5.11.14

Un gran hombre con sombra de árbol

Hace algo más de tres años, mientras acompañaba una investigación curatorial para la Universidad Federal de Minas Gerais, de Belo Horizonte, se me presentó uno. Lo insólito es que lo conocí a través de una serie de sus dibujos, específicamente, unos que llevan por título La Chagra de la maloca; un trabajo bastante atípico, fuera de lo común, distinto a lo que a un curador de arte usualmente se le atraviesa.

Ese primer momento estuvo marcado por una extraña y a la vez acogedora luz de sabiduría que emanaba de esas cuatro piezas de papel, intervenidas tan solo con tinta china, de tonalidades verdes. El tema: un cultivo de donde se sirven los habitantes de la espesa selva, un claro en la Amazonia que recreaba cuatro momentos de un ciclo de siembra, de ahí su nombre. Se trataba de un trabajo claramente descriptivo, narrativo, sumamente riguroso en cada detalle, saturado de datos en cada gesto y trazo. Era un documento de corte científico pero con la calidad y la fuerza comunicacional emancipada del arte. Mi recogimiento fue tal que luego de un rato, después de asimilar el descubrimiento, pensé que esa era la sensación de la luz cegadora afuera de la caverna, la del mito de Platón.

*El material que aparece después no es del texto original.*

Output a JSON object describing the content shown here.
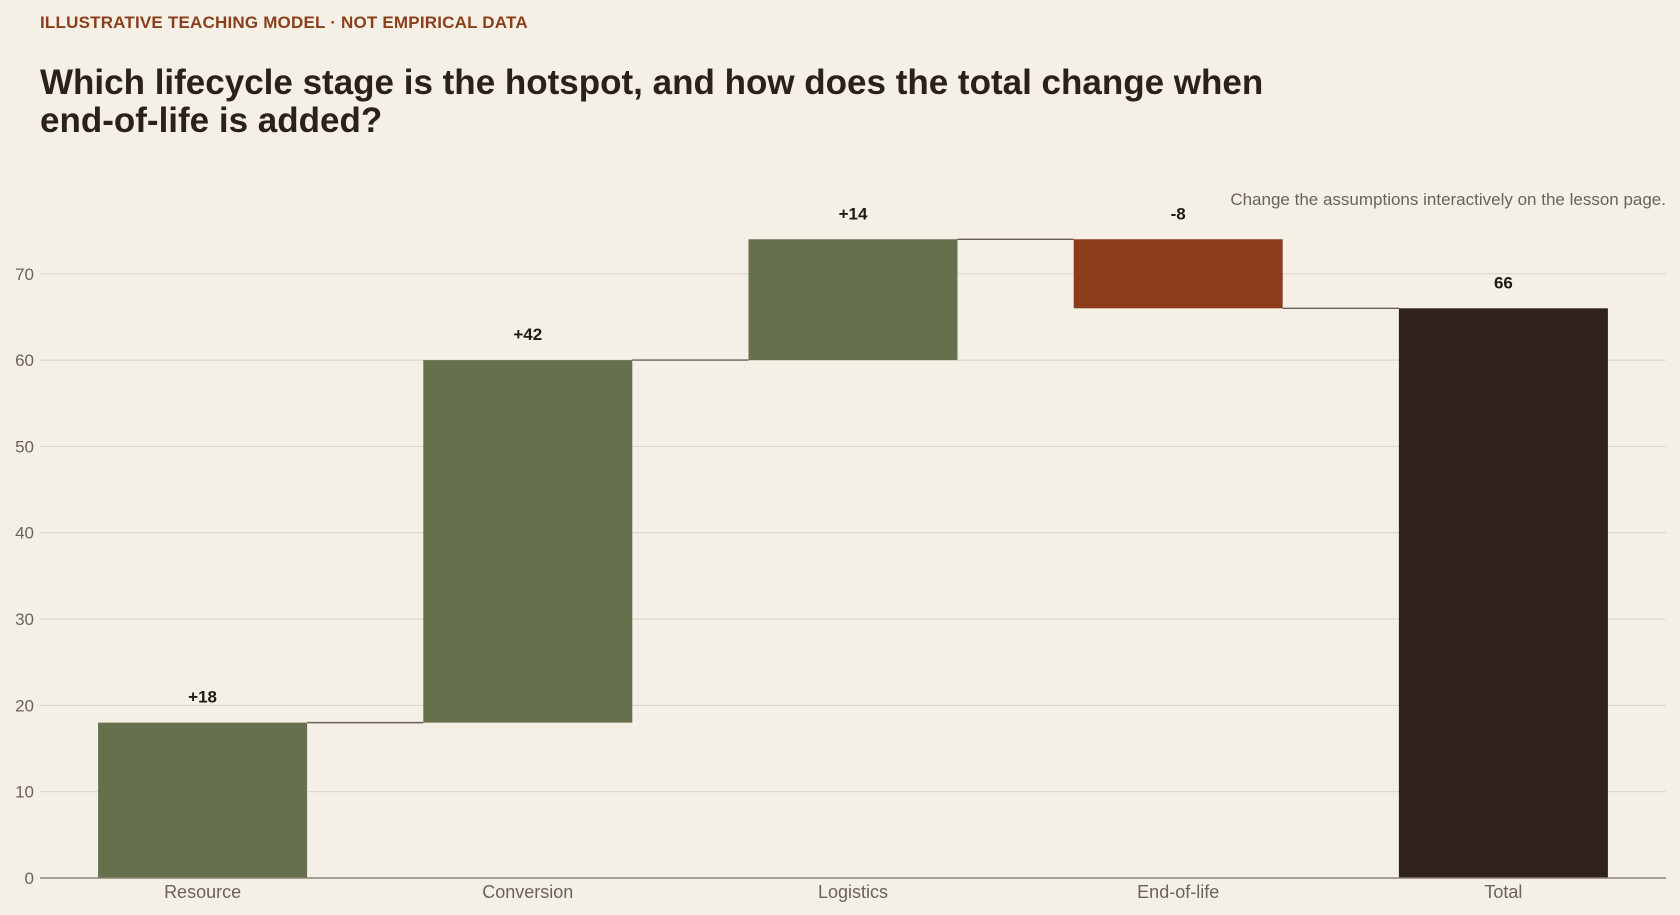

Sin ninguna información previa sobre lo que estaba contemplando, esos dibujos me enseñaron, en un santiamén, un millar de cosas desconocidas, misteriosas, de una forma reveladora. Como bañado por un torrente nutritivo, recibí una descarga fausta. Esa fue la primera vez que sentí la presencia de don Abel Rodríguez, un taita, un abuelo indígena del Amazonas, el legatario de una inmensa tradición poco conocida y el último de los nonuya, una familia que recorrió por años tierras y aguas del Parana Guazú, del río Grande, el vecino del mar.